Wat is de betekenis van Eclipseren?

2025-07-17
Groot woordenboek der Nederlandse taal

Van Dale Uitgevers (1950)

Eclipseren

(eclipseerde, heeft en is geëclipseerd), 1. verduisteren, verdonkeren; 2. verdwijnen, zich uit de voeten maken (van personen, ook wel van zaken).

2025-07-17
Woordenboek vreemde woorden

A. Kolsteren en Ewoud Sanders (1994)

Eclipseren

[Fr. éclipser] verduisteren; heimelijk verdwijnen.

2025-07-17
Vreemd Nederlands

Jan Meulendijks (1993)

Eclipseren

(eklipseren) verduisteren; zich uit de voeten maken

2025-07-17
De vreemde woorden

Fokko Bos, Dr.

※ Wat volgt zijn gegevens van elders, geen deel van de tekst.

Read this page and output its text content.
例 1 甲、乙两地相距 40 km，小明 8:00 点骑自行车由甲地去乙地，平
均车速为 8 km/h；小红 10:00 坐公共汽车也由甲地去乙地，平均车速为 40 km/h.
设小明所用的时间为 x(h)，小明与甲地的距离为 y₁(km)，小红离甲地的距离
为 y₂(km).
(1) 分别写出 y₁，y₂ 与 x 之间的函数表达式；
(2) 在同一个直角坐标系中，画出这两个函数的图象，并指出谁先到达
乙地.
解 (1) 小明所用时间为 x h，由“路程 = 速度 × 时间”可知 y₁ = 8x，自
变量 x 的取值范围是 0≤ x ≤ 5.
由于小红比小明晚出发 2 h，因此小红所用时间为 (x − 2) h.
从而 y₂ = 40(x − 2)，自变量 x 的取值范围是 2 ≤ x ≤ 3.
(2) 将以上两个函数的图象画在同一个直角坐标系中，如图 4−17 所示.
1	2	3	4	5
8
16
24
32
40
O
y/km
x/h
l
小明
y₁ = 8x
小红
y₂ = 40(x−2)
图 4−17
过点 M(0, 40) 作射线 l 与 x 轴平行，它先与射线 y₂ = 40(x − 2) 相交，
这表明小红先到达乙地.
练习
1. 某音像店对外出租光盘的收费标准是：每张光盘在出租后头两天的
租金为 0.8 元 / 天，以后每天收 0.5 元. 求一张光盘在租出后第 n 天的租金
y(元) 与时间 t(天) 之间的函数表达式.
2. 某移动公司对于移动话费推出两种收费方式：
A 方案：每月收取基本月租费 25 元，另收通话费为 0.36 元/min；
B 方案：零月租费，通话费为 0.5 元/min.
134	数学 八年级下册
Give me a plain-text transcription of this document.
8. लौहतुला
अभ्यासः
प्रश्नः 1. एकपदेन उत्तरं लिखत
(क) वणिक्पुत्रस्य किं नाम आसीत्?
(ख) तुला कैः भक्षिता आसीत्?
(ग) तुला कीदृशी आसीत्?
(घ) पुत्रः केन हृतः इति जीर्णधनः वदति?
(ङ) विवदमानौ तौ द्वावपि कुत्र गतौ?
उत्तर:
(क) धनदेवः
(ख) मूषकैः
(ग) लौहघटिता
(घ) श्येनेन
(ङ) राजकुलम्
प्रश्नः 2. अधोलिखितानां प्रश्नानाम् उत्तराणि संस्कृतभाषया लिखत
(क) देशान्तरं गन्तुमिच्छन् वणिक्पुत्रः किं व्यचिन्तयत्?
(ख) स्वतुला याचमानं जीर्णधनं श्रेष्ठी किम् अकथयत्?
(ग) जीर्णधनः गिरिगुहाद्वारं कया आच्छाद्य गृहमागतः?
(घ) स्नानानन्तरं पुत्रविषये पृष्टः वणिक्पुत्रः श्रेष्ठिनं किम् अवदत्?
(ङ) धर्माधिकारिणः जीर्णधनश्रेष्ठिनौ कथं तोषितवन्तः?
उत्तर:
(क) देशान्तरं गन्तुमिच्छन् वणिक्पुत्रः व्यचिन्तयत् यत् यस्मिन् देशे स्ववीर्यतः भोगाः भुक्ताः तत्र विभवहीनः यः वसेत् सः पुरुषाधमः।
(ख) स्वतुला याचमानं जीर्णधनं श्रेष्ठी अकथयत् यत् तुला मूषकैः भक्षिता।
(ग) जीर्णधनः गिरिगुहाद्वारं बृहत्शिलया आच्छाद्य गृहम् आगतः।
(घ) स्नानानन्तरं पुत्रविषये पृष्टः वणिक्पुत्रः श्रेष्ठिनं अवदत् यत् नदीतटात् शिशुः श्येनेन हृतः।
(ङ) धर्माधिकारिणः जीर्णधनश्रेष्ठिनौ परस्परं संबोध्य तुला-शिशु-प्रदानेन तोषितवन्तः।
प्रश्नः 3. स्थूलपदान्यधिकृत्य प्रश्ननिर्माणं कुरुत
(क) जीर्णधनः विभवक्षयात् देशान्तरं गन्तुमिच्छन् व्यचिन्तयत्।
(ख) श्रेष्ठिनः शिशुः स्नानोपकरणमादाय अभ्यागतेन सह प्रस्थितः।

O. Noordenbos (1955)

Eclipseren

verduisteren, verdwijnen; wegsluipen.

2025-07-17
Kramers woordentolk

Jacon Kramers Jz (1948)

eclipseren

1 verduisteren, in de schaduw stellen; 2 verdwijnen, zich uit de voeten maken.

2025-07-17
Verklarend handwoordenboek der Nederlandse taal

M. J. Koenen's (1937)

eclipseren

geëclipseerd (Fr. v. e. hemellichaam: verduisterd worden vero.; fig. de plaat poetsen).

2025-07-17
Oosthoek Encyclopedie

Oosthoek's Uitgevers Mij. N.V (1916-1925)

Eclipseren

(eclipseerde, heeft en is geëclipseerd), I. (overg.) verduisteren, verdonkeren; II. (onoverg.) verdwijnen, zich uit de voeten maken (van personen, ook wel van zaken).